The first of these is Ayvakit, approved on January 9th, 2020, known as avapritinib and BLU-285 when it was in trial. Its initial approval was for metastatic GIST patients with a PDGFRA mutation (which represents anywhere from 5-8% of all GIST patients) including those with the D842V mutation – a combination that was resistant to all previously approved treatments.
Ongoing trials are underway for everything from 2nd through 4th line, including patients with KIT mutations. Blueprint Medicines required patients to undergo mutational testing as part of their trial protocol, and now that it is approved, they will also require testing to receive the approved drug. Because of this, it is again perhaps not a surprise that the response rates observed in the trial were significantly higher for some patients (specifically D842V) than we are accustomed to seeing. To further underline the importance of mutational testing, Blueprint Medicines has also created a campaign that can be accessed via http://www.mutationmatters.com/
Currently, these are all of the approved drugs for GIST
Considering that just a few short years ago there was concern that no new therapies would be available, that is quite good news. In addition, to these approved drugs, there is another drug currently in trial that has the potential to help a lot of GIST patients.

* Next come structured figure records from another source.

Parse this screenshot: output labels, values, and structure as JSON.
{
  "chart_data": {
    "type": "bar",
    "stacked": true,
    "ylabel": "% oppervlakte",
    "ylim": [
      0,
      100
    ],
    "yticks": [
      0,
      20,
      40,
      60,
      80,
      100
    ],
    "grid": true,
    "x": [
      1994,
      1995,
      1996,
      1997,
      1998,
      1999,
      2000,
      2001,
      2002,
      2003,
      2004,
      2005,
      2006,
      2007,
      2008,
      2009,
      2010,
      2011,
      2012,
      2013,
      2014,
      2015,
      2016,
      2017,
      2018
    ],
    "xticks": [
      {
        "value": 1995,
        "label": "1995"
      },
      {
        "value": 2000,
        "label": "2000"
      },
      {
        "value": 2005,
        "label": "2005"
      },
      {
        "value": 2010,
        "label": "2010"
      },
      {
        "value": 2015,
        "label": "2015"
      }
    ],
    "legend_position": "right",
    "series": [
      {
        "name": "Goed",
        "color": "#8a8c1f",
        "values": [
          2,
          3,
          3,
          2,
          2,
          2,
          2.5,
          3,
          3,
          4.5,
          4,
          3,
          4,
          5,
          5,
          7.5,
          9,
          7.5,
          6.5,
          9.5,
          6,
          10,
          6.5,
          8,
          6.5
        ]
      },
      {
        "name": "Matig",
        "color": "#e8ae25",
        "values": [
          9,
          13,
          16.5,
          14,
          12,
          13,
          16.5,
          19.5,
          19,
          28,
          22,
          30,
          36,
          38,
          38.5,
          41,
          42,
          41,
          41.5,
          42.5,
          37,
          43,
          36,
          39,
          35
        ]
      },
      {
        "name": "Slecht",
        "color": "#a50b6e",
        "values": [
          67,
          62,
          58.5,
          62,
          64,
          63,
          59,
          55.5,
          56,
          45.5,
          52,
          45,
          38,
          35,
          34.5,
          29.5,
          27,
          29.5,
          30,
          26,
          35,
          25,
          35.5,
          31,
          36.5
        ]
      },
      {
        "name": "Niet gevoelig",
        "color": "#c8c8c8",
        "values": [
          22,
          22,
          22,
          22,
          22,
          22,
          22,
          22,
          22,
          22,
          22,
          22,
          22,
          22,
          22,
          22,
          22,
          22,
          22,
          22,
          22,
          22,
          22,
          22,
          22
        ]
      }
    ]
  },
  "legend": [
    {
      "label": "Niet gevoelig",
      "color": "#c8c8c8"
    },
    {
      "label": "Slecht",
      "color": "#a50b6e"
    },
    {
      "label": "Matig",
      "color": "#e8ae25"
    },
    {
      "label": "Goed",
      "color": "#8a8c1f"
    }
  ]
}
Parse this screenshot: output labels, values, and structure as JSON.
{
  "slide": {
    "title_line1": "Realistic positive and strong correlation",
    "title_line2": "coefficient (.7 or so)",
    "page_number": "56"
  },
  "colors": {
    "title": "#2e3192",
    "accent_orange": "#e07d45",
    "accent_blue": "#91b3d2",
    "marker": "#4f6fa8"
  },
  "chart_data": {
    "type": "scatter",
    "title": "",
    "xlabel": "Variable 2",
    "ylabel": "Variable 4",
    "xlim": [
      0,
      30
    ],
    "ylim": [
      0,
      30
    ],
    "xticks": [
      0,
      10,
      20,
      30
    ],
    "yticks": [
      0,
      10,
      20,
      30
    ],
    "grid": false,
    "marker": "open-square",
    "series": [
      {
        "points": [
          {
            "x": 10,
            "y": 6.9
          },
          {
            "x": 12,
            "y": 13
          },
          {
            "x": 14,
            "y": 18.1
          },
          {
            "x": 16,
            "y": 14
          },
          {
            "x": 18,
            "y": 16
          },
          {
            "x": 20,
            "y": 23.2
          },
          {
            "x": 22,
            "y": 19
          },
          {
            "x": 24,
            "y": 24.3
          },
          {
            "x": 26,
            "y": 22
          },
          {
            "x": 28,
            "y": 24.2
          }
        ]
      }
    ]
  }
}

Like Ayvakit, ripretinib from Deciphera is also a targeted drug designed from the ground up for GIST that requires a mutational test to be utilized effectively. What differentiates it is that it hits a wider variety of targets, so it has the potential to be of even greater benefit.
As illustrated above, ripretinib hits multiple targets and is generally well tolerated, so it has the potential to be a true game-changer for GIST patients.
In summary, the landscape for GIST has changed a great deal since I left that ASCO meeting in 2016. Where we had once had only three available treatments aimed broadly at GIST patients and not addressing some subtypes, we now have six, a few of which are designed to target specific subtypes, with a seventh potentially to be released soon. The rationale for mutational testing has also become much clearer, and pharmaceutical companies are beginning to require it as a precursor to prescribing their medications (and in some cases offering to pay for it if it is not covered by insurance) – a development we can all be happy about.
I am fairly confident we will continue to see progress for GIST patients for the near future and beyond. Although we embrace the progress being made, we recognize we still have a long way to go while there are still no treatments available for rarer subsets of GIST.